To determine whether candidate genes were potentially regulated by Emx2, we scanned the contact domains containing our candidate genes and used Bedtools intersect v.2.27.1 to determine whether there was overlap between the ATAC peaks associated to each gene and the Emx2 ChIP–seq peaks.

For transcription factor motif conservation analysis, we first used FIMO³⁷ (MEME suite v.5.5.4) to identify sites matching the de novo identified sugar glider EMX2–binding motif, originally identified from the ChIP–seq experiment (ATTARCNV), with a P value of 0.01 or less. We then created a multiple-sequence alignment of the ATAC peaks from all of our species and looked for these identified sites. If they were present in at least half of the species, we considered the site conserved. If a site was not conserved in at least half of the species, we then assessed whether it displayed glider-specific conservation.

scRNA-seq analysis of laboratory mouse data

An existing scRNA-seq dataset⁷⁵ from dorsal skin of mouse embryos at E12.5, E13.5, E14.5 and E15.5 was reprocessed using the Seurat package (v.4.3.0)⁷⁶. Libraries from each timepoint were filtered to contain only cells with >200 and <4,000 expressed genes and <5% mitochondrial gene counts.
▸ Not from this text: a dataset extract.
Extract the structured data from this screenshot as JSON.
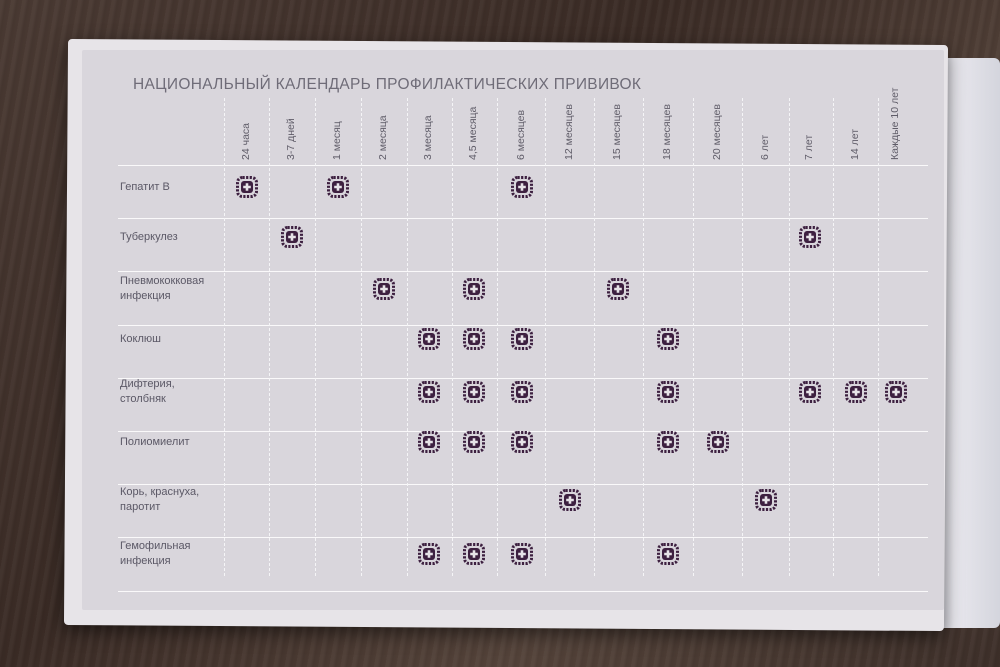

After the filtering steps, Seurat Objects generated for reads from each timepoint were merged, gene counts were normalized and variable features were identified for each timepoint. The objects were then integrated by selection of integration features and anchors (n = 30 dimensions) and the integrated object was scaled. Significant principal components (n = 30) were identified and used to generate a uniform manifold approximation and projection (UMAP) for dimensional reduction. User specified dimensions were used to define neighbours and clusters. Cell type annotation was performed as previously described⁷⁵.
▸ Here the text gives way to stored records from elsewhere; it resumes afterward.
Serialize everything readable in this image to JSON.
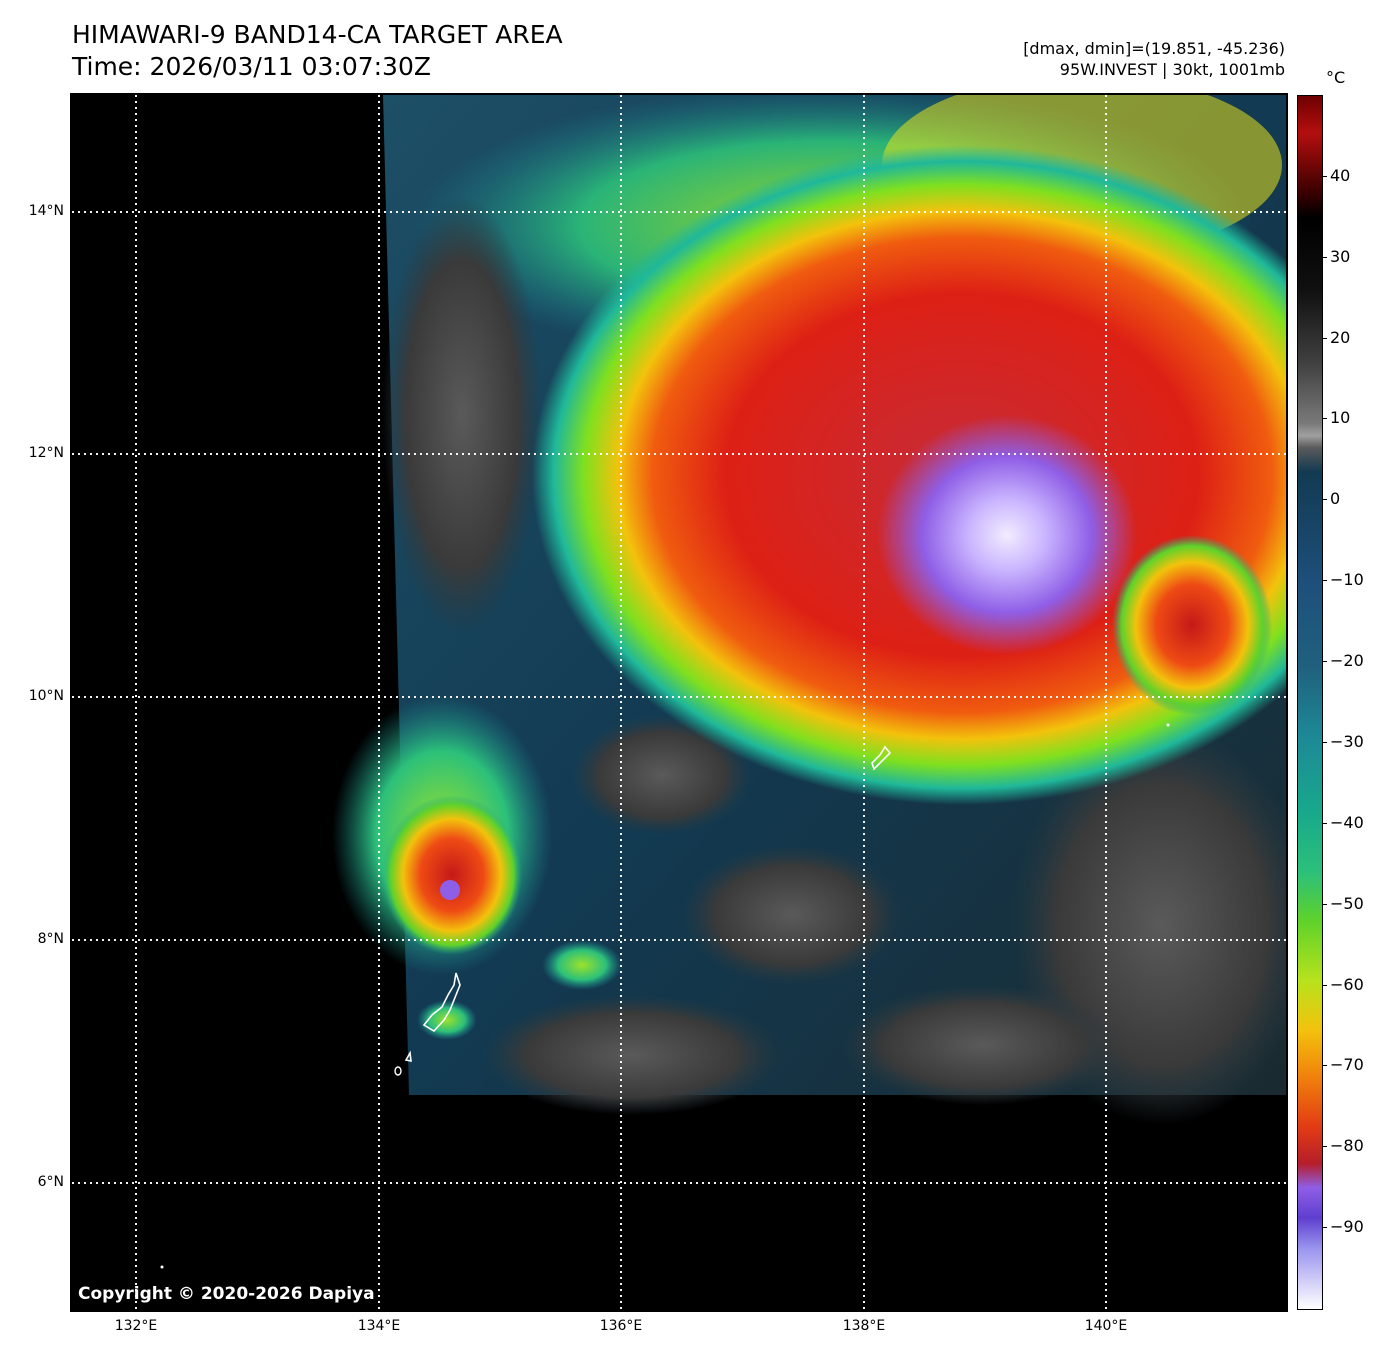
{
  "header": {
    "title_line1": "HIMAWARI-9 BAND14-CA TARGET AREA",
    "title_line2": "Time: 2026/03/11 03:07:30Z",
    "meta_line1": "[dmax, dmin]=(19.851, -45.236)",
    "meta_line2": "95W.INVEST | 30kt, 1001mb"
  },
  "map": {
    "lon_labels": [
      "132°E",
      "134°E",
      "136°E",
      "138°E",
      "140°E"
    ],
    "lat_labels": [
      "14°N",
      "12°N",
      "10°N",
      "8°N",
      "6°N"
    ],
    "copyright": "Copyright © 2020-2026 Dapiya"
  },
  "colorbar": {
    "unit": "°C",
    "ticks": [
      "40",
      "30",
      "20",
      "10",
      "0",
      "−10",
      "−20",
      "−30",
      "−40",
      "−50",
      "−60",
      "−70",
      "−80",
      "−90"
    ],
    "range": [
      -100,
      50
    ]
  },
  "colors": {
    "background_land": "#000000",
    "warm_ocean": "#123a52",
    "cold_core": "#dd2015",
    "overshoot": "#8f5ee6"
  }
}
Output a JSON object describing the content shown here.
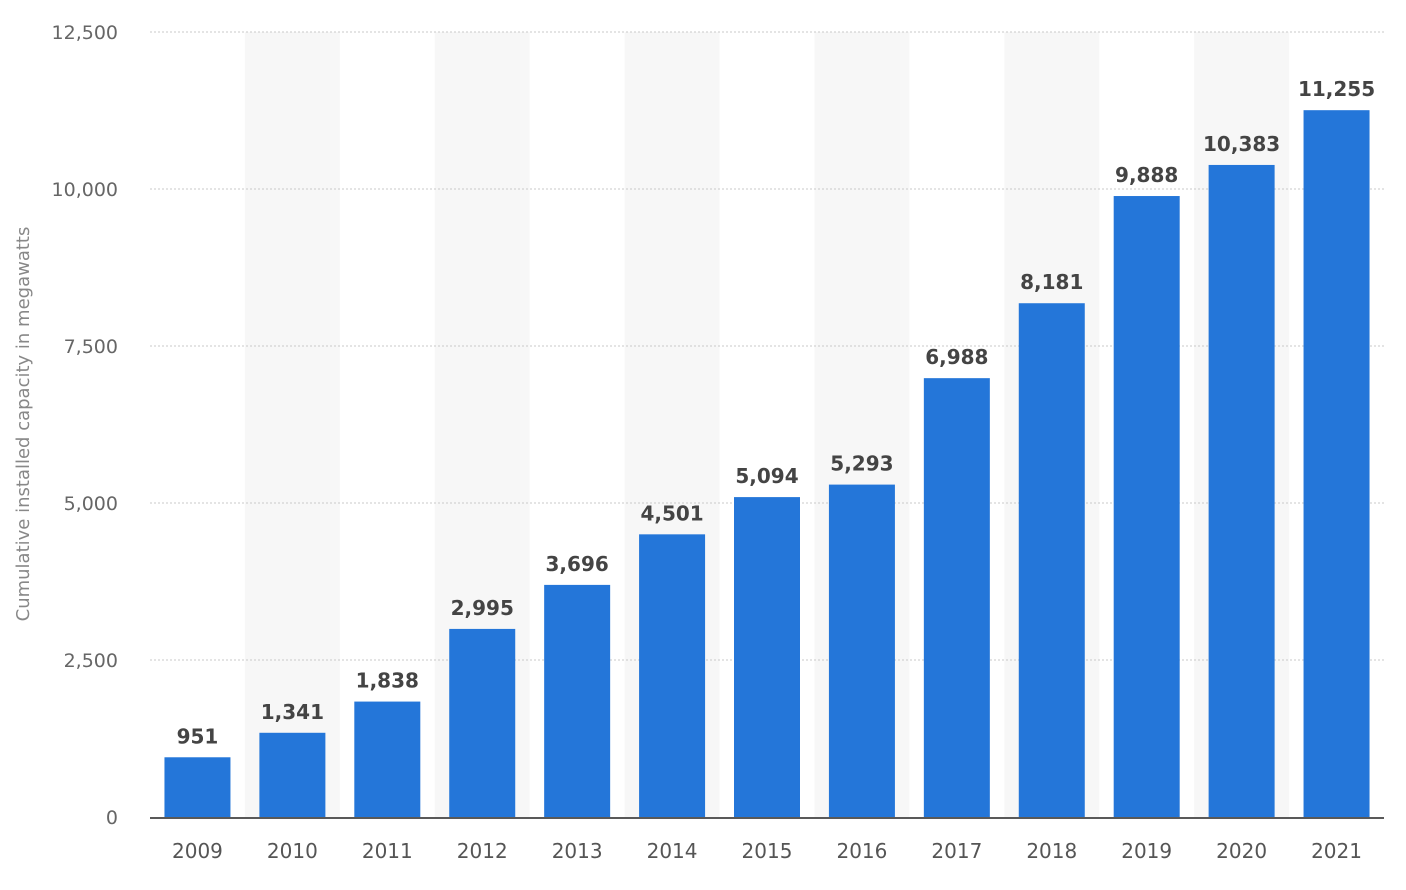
{
  "chart_data": {
    "type": "bar",
    "ylabel": "Cumulative installed capacity in megawatts",
    "xlabel": "",
    "categories": [
      "2009",
      "2010",
      "2011",
      "2012",
      "2013",
      "2014",
      "2015",
      "2016",
      "2017",
      "2018",
      "2019",
      "2020",
      "2021"
    ],
    "values": [
      951,
      1341,
      1838,
      2995,
      3696,
      4501,
      5094,
      5293,
      6988,
      8181,
      9888,
      10383,
      11255
    ],
    "value_labels": [
      "951",
      "1,341",
      "1,838",
      "2,995",
      "3,696",
      "4,501",
      "5,094",
      "5,293",
      "6,988",
      "8,181",
      "9,888",
      "10,383",
      "11,255"
    ],
    "ylim": [
      0,
      12500
    ],
    "yticks": [
      0,
      2500,
      5000,
      7500,
      10000,
      12500
    ],
    "ytick_labels": [
      "0",
      "2,500",
      "5,000",
      "7,500",
      "10,000",
      "12,500"
    ],
    "grid": true,
    "alternating_column_bands": true,
    "colors": {
      "bar": "#2476d9",
      "band": "#f7f7f7",
      "grid": "#c8c8c8",
      "axis": "#222222"
    }
  }
}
Dermal fibroblasts identified at all timepoints in the integrated object were subset based on established markers (Lum, Pdgfra, Crabp1 and Lox). The integrated object was split and reclustered, after normalization of the gene counts and reselection of variable features, integration features and integration anchors. Significant principal components, UMAP generation and neighbour/cluster identification were performed as described above. After subclustering, the expression of Emx2 and 13 patagium upregulated transcription factors was examined in each cluster using violin plots. For transcription factors showing expression in the subcluster marked by Emx2 (cluster 2), co-expression with Emx2 was explored by plotting normalized counts of each gene with a blended matrix of normalized expression of the two genes.

Micro-C analysis

Micro-C libraries were prepared using the Dovetail Micro-C Kit, according to the protocol suggested by the manufacturer (Dovetail Genomics). In brief, single-cell suspensions of the patagium primordium of P5 sugar glider joeys were generated as described for ATAC–seq and frozen at −80 °C. A total of ~1,000,000 pooled primary cells, corresponding to approximately 4–5 joeys, was used to generate each library. After thawing the cells, chromatin was fixed using disuccinimidyl glutarate and formaldehyde. Cross-linked chromatin was then digested in situ with micrococcal nuclease (MNase). After digestion, cells were lysed with SDS and chromatin fragments were bound to chromatin capture beads. Chromatin ends were then repaired and ligated to a biotinylated bridge adapter followed by proximity ligation of adapter-containing ends. After proximity ligation, cross-links were reversed, associated proteins were degraded, DNA was purified and a sequencing library was generated using Illumina-compatible adapters. In total, three libraries were generated. Before PCR amplification, biotin-containing fragments were isolated using Streptavidin beads and the libraries were sequenced on the Illumina HiSeq X platform to generate 660,352,634 (2 × 150 bp) reads.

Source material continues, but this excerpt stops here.